Tuttavia, oltre un certo punto, in questo caso K = 3, il calo di questa metrica diventa molto meno significativo. Vedete, la curva forma una sorta di gomito.

Questo punto di gomito indica che aggiungere ulteriori cluster, aggiungere ulteriori gruppi, non migliora significativamente il modello, ma aumenta semplicemente la complessità.

Nel caso mostrato, quindi, scegliere K = 3 è ideale perché rappresenta un buon compromesso tra minimizzare il WCS e mantenere un modello semplice e interpretabile.

Questo risultato, infatti, è coerente con i dataset IRIS, che sappiamo già contiene tre specie di piante.

Bene, in questa puntata abbiamo parlato di algoritmi di raggruppamento e di perché questi algoritmi e la loro capacità di rilevare strutture e gruppi di dati siano particolarmente utili nel contesto di soluzioni di intelligenza artificiale.

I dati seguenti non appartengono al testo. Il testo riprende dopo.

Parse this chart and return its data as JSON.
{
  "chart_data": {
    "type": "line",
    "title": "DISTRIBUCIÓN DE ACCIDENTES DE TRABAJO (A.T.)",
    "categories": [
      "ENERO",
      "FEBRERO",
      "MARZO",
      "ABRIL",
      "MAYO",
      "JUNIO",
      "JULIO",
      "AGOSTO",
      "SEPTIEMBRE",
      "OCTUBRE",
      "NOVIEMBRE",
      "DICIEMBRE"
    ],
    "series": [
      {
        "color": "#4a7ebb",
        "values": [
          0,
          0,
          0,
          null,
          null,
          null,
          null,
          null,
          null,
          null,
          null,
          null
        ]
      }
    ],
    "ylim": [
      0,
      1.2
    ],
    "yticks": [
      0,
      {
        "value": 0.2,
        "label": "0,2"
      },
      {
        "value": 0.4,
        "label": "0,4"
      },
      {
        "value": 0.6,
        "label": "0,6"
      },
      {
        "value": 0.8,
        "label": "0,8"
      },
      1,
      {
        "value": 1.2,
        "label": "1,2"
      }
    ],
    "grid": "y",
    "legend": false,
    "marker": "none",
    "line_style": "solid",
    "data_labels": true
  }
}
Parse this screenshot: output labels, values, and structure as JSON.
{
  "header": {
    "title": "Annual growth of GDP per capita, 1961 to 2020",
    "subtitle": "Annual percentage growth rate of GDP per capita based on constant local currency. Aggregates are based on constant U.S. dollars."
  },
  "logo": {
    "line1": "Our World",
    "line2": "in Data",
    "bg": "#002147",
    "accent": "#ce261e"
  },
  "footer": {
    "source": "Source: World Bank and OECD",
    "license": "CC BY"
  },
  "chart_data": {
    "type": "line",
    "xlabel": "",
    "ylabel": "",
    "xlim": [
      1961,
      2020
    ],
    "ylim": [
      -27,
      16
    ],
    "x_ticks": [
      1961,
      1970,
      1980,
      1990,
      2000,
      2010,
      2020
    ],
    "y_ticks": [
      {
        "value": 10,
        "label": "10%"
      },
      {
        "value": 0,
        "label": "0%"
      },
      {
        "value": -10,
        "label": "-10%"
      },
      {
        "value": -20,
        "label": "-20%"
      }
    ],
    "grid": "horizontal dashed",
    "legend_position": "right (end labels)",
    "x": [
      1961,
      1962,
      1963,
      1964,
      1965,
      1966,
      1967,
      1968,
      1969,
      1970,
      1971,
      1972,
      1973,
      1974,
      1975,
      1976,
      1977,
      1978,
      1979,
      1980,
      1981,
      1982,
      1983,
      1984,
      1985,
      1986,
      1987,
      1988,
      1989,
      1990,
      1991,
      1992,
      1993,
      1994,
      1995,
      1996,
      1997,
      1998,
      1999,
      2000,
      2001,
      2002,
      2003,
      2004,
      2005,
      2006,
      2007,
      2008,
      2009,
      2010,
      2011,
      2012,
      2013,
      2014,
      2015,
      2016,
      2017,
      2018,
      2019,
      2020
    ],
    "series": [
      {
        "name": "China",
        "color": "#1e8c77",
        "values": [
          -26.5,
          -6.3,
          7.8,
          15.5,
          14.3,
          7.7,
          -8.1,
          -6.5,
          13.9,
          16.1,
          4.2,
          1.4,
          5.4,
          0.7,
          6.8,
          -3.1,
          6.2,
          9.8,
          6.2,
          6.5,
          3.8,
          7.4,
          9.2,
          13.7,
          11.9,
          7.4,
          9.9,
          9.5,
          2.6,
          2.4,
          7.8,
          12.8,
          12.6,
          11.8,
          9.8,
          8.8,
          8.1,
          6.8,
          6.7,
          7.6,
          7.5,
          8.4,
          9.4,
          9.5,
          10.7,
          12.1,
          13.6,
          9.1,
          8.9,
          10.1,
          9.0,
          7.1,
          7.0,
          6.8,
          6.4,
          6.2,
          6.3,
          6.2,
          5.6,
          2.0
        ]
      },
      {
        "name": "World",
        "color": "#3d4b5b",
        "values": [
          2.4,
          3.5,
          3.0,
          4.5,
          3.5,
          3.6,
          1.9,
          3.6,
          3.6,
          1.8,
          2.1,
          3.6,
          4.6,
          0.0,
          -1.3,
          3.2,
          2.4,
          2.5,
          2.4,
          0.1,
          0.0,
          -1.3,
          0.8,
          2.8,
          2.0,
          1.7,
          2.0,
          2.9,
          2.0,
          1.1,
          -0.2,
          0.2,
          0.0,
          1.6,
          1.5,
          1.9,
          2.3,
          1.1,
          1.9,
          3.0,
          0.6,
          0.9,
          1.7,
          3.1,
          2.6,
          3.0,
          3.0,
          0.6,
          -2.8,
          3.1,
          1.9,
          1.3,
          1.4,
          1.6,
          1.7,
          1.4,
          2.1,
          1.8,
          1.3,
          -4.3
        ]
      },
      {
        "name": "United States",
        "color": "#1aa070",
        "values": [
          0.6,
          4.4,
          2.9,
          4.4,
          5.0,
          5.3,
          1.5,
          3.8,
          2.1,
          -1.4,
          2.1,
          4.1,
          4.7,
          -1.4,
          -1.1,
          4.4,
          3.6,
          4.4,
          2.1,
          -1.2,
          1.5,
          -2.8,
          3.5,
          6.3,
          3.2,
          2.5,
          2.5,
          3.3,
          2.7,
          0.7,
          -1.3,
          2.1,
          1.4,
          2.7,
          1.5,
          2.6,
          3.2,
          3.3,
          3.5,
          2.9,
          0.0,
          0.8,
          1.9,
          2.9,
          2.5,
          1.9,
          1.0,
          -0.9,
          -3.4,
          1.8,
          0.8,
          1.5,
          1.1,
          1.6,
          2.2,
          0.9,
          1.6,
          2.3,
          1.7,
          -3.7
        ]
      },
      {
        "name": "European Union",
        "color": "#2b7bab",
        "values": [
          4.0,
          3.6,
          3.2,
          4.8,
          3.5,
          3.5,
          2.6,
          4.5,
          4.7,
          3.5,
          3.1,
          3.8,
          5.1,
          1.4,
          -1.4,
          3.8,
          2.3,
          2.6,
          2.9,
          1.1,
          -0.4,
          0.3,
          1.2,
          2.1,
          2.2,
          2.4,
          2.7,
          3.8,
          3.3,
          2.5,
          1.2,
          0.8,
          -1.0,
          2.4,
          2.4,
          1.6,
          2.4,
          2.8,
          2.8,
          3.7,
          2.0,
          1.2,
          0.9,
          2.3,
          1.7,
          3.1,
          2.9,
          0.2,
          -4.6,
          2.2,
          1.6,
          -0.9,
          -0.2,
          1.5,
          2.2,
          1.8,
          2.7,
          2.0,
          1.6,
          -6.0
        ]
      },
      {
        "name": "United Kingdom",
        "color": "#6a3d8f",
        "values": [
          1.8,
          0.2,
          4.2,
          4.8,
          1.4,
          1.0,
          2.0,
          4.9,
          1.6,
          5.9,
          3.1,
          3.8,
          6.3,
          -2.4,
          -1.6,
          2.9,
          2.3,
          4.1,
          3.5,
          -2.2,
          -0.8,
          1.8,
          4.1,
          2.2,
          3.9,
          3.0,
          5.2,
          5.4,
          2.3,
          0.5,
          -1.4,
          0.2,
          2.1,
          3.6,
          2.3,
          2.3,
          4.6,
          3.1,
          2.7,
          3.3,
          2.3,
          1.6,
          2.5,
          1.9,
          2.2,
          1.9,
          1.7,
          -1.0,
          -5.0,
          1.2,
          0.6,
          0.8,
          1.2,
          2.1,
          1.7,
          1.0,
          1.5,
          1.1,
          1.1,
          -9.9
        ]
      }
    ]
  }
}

In particolare, abbiamo illustrato a grandi linee il funzionamento dell’algoritmo k-means, un algoritmo classico in questo contesto, e come esso può essere applicato in contesti e scopi molto diversi, non solo per capire meglio la natura dei nostri dati, ma anche per generare soluzioni più sofisticate di classificazione e personalizzazione basate su questa segmentazione.

Ciao! Alla prossima puntata di Le Voci dell’AI!